Even so…. I saw that as just adapting. Bringing out a different aspect of myself in order to cope. Learning a facade of well-being that I would mask myself with because the lie of happiness and humour and goofiness becomes a truth that sinks into you… and when you laugh with others it fools them and you and not focusing on the pain makes it easier to bear.
Then the migraines were added in and became chronic and I had to go into the workforce because I could not think clearly enough to go through my Ph.D. I hoped for treatment to help and then I would go back to it but… such is life, things got rapidly worse because well, work is work. So years of that increased pain and that constant battering against a person is a little different than just the changes one goes through when initially coping with chronic pain. It fractures a person. Wounds a person. Breaks a person. Of course, you see yourself for who you really are… because you see all your strength and all your weakness together as you struggle to survive.
How could you not see yourself in your purest form? Raw and exposed. There is nothing I don’t know about how I think about pain, my illness, how I react to it, to stimulus, to stress… that I have not learned and thought about and tried to conquer and heal and mend and broken again and held together. I know myself very well. But… knowing all that does not necessarily lead to healing when the wounds keep on happening. It is just this continuous process where the best we can hope for is coping. We learn the tricks on how we can manage ourselves really. Trick ourselves, lie to ourselves, fool our brains into thinking the way we need it to think, distract it in ways that seem odd to others but are necessary to us… whatever works.
But… I am not my illness? Maybe not, but it has created me. Changed me. Made me. And in some ways, I really, really am my illness. In some ways, I am the person I have always been and have the same interests and general personality traits. However, some traits are there because of my illness. My absentmindedness. My inability to remember names and faces. My short-term and even long-term memory problems. My notorious clumsiness. People know these traits about me… I know these traits about me… I make jokes about them… but they are my illness. Even the persistent migraine auras have been there so long it is such a normal thing to see things the way I do even if it is so much worse now… such that my perceptions of reality are just different than anyone else, such that I cannot explain it, but it is the way I perceive reality…. how can I separate such a fundamental thing from who I am?
Some symptoms are so ingrained… like the forgetfulness, fibrofog, problems with naming objects, people, problems with communications… such that they become part of how people see you and you see yourself. You can’t peel all parts of the illness away and find who you are at the core, at essence, without the symptoms of the illness because it affects so many areas of the brain and how it functions…. the cognitive ones a prime example, the senses I know seem like you can easily see they are not normal but still I have no idea what normal perception is anymore, I don’t know how it would be to see normally anymore. And how about mood? Our mood is affected by serotonin being low and with migraines, our mood can be a symptom pre-migraine before the aura stage of a migraine… where there can be depression, anxiety, or hypomanic moods. No event to stimulus in the external world caused the mood… the illness caused it… but at times we feel it is us and we respond like it is us because you can’t always tell where it is coming from.
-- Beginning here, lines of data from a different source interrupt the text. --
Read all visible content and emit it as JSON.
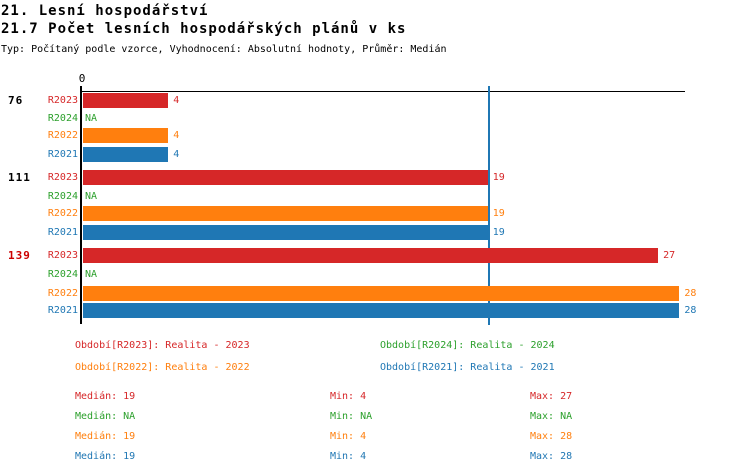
{
  "header": {
    "title_line1": "21. Lesní hospodářství",
    "title_line2": "21.7 Počet lesních hospodářských plánů v ks",
    "subtitle": "Typ: Počítaný podle vzorce, Vyhodnocení: Absolutní hodnoty, Průměr: Medián"
  },
  "chart_data": {
    "type": "bar",
    "orientation": "horizontal",
    "title": "21.7 Počet lesních hospodářských plánů v ks",
    "categories": [
      "76",
      "111",
      "139"
    ],
    "category_label_colors": [
      "#000000",
      "#000000",
      "#cc0000"
    ],
    "series": [
      {
        "name": "R2023",
        "color": "#d62728",
        "values": [
          4,
          19,
          27
        ],
        "display": [
          "4",
          "19",
          "27"
        ]
      },
      {
        "name": "R2024",
        "color": "#2ca02c",
        "values": [
          null,
          null,
          null
        ],
        "display": [
          "NA",
          "NA",
          "NA"
        ]
      },
      {
        "name": "R2022",
        "color": "#ff7f0e",
        "values": [
          4,
          19,
          28
        ],
        "display": [
          "4",
          "19",
          "28"
        ]
      },
      {
        "name": "R2021",
        "color": "#1f77b4",
        "values": [
          4,
          19,
          28
        ],
        "display": [
          "4",
          "19",
          "28"
        ]
      }
    ],
    "na_text": "NA",
    "x_axis": {
      "origin_label": "0",
      "min": 0,
      "max": 28.3,
      "grid": false
    },
    "median_line": {
      "value": 19,
      "color": "#1f77b4"
    },
    "legend_position": "bottom"
  },
  "legend": {
    "items": [
      {
        "series": "R2023",
        "text": "Období[R2023]: Realita - 2023",
        "color": "#d62728"
      },
      {
        "series": "R2024",
        "text": "Období[R2024]: Realita - 2024",
        "color": "#2ca02c"
      },
      {
        "series": "R2022",
        "text": "Období[R2022]: Realita - 2022",
        "color": "#ff7f0e"
      },
      {
        "series": "R2021",
        "text": "Období[R2021]: Realita - 2021",
        "color": "#1f77b4"
      }
    ]
  },
  "stats": {
    "median_label": "Medián",
    "min_label": "Min",
    "max_label": "Max",
    "rows": [
      {
        "series": "R2023",
        "color": "#d62728",
        "median": "19",
        "min": "4",
        "max": "27"
      },
      {
        "series": "R2024",
        "color": "#2ca02c",
        "median": "NA",
        "min": "NA",
        "max": "NA"
      },
      {
        "series": "R2022",
        "color": "#ff7f0e",
        "median": "19",
        "min": "4",
        "max": "28"
      },
      {
        "series": "R2021",
        "color": "#1f77b4",
        "median": "19",
        "min": "4",
        "max": "28"
      }
    ]
  },
  "colors": {
    "axis": "#000000",
    "background": "#ffffff",
    "highlight_category": "#cc0000"
  }
}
The very way we live our life is different. How we pace. How we plan. How we think about our career and make choices that affect it. Our life goals are different and reflected in this different pace of life. How can my illness not change how I interpret my life, then? How can the experience of illness, of pain, not change who I fundamentally am? It is a constant stressor. It is a profound experience.
In the end, I am me. I am the me with an illness. And it has profoundly changed me. Simple as that.